UniversNews (SEF) – Les dividendes distribués de l’exercice 2024 par les sociétés cotées à la Bourse de Tunis ont réalisé une progression de 13,4% pour atteindre 1580 millions de dinars (MDT), a annoncé la Bourse de Tunis (BVMT), dans une note rendue publique, ajoutant que cette performance est d’autant plus appréciable qu’elle intervient après deux augmentations successives en 2023 (+10,6%) et 2022 (+10,8%).

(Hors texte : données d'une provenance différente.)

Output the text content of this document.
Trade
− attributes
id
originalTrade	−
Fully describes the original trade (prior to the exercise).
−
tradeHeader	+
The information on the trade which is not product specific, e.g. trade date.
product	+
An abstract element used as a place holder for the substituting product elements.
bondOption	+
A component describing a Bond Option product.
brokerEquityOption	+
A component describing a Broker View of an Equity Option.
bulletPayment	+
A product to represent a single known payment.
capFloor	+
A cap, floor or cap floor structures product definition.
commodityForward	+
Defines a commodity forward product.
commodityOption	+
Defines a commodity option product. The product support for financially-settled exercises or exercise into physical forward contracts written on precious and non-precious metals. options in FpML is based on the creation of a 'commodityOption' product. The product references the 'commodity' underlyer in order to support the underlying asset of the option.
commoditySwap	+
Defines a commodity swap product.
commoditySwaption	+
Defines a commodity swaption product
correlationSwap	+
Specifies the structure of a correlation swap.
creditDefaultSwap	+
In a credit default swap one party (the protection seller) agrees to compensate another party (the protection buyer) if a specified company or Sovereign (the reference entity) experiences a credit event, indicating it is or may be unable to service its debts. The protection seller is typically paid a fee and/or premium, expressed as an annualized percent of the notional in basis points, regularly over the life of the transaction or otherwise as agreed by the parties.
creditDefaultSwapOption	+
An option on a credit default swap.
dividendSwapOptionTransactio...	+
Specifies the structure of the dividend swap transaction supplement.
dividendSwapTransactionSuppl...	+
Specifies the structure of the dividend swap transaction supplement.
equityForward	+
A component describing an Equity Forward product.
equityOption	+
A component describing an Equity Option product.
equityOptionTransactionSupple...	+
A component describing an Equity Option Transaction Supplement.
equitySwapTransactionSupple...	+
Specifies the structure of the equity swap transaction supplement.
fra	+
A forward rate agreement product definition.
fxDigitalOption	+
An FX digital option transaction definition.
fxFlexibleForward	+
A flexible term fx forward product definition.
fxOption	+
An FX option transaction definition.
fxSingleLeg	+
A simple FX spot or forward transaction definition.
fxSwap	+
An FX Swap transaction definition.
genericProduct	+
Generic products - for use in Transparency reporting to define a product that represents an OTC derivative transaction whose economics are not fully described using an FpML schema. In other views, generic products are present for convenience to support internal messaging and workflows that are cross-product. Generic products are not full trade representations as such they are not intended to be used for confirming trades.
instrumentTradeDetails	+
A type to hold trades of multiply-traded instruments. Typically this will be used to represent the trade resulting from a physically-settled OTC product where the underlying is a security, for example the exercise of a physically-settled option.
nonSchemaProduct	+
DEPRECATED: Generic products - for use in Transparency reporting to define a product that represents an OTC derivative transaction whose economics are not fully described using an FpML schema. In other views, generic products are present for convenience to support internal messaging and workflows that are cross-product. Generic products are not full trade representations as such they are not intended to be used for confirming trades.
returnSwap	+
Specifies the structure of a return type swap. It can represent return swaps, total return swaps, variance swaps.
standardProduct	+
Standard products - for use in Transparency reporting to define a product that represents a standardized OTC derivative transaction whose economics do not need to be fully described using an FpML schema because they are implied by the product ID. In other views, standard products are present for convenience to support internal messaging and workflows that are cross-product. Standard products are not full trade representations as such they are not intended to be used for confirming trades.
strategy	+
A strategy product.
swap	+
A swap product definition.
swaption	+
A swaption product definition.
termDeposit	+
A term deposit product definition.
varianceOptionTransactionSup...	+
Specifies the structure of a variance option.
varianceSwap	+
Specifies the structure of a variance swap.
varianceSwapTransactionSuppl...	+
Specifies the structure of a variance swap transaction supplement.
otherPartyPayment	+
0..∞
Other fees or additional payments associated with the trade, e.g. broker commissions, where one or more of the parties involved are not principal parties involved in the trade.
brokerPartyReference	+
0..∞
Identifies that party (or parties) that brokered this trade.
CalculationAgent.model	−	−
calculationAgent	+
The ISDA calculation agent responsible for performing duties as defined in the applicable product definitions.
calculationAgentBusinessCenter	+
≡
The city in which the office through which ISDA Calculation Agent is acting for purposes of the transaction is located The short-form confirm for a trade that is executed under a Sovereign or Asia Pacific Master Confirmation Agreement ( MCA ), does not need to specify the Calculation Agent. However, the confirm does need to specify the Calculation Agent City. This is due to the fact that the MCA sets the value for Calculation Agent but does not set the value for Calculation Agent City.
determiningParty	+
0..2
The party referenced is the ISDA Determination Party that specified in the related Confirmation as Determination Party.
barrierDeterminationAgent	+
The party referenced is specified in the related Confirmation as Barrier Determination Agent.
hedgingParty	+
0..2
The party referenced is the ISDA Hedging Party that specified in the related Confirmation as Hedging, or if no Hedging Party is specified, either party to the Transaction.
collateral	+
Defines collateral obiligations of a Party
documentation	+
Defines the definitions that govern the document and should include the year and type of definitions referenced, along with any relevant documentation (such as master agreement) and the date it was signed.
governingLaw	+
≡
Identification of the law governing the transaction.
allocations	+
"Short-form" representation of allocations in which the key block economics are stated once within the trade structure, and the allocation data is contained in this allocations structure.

La BVMT a précisé que les bénéfices individuels des sociétés cotées à la Bourse de Tunis se sont également inscrits sur une dynamique de croissance régulière sur la période. En effet, la proportion de sociétés distributrices s’est nettement améliorée sur la période, passant de 60% en 2022 à 66% en 2024, malgré le fait que la cote a été réduite de huit sociétés sur la période 2022/2024 suite aux radiations.
Ainsi, le nombre des sociétés non distributrices a diminué pour s’établir à 25 en 2024 contre 33 en 2022. Il importe de noter qu’environ un tiers des sociétés non distributrices sont bénéficiaires (10 sur 29). Les bénéfices générés par celles-ci ont servi au renforcement des fonds propres, soit pour consolider les réserves, soit pour résorber les pertes antérieures, a expliqué la BVMT.
La BVMT a précisé que les Sociétés financières concentrent plus de 61% du total des montants distribués confirmant ainsi leur statut de locomotive du marché en matière de dividendes. La contribution du secteur «Biens de consommation» est, à son tour, en amélioration continue sur la période en passant de 23% en 2022 a 25% en 2024. Ce positionnement avancé (2ème) revient principalement à la SFBT qui représente 53% du secteur et 14% du marché. Ces deux secteurs, cumulant 86% du total des dividendes en 2024, ont enregistré des hausses respectives de 9,5% et 19,2%.
À l’échelle mondiale, les dividendes distribués au titre de l’exercice 2024 ont atteint 1750 milliards de dollars, en progression de 6,6% par rapport à l’exercice 2023, selon le rapport Global Dividend Index de Janus Henderson. Cette hausse des dividendes distribués au niveau international traduit la volonté des grandes entreprises à mettre en œuvre une politique de rémunération des actionnaires évolutive et récurrente.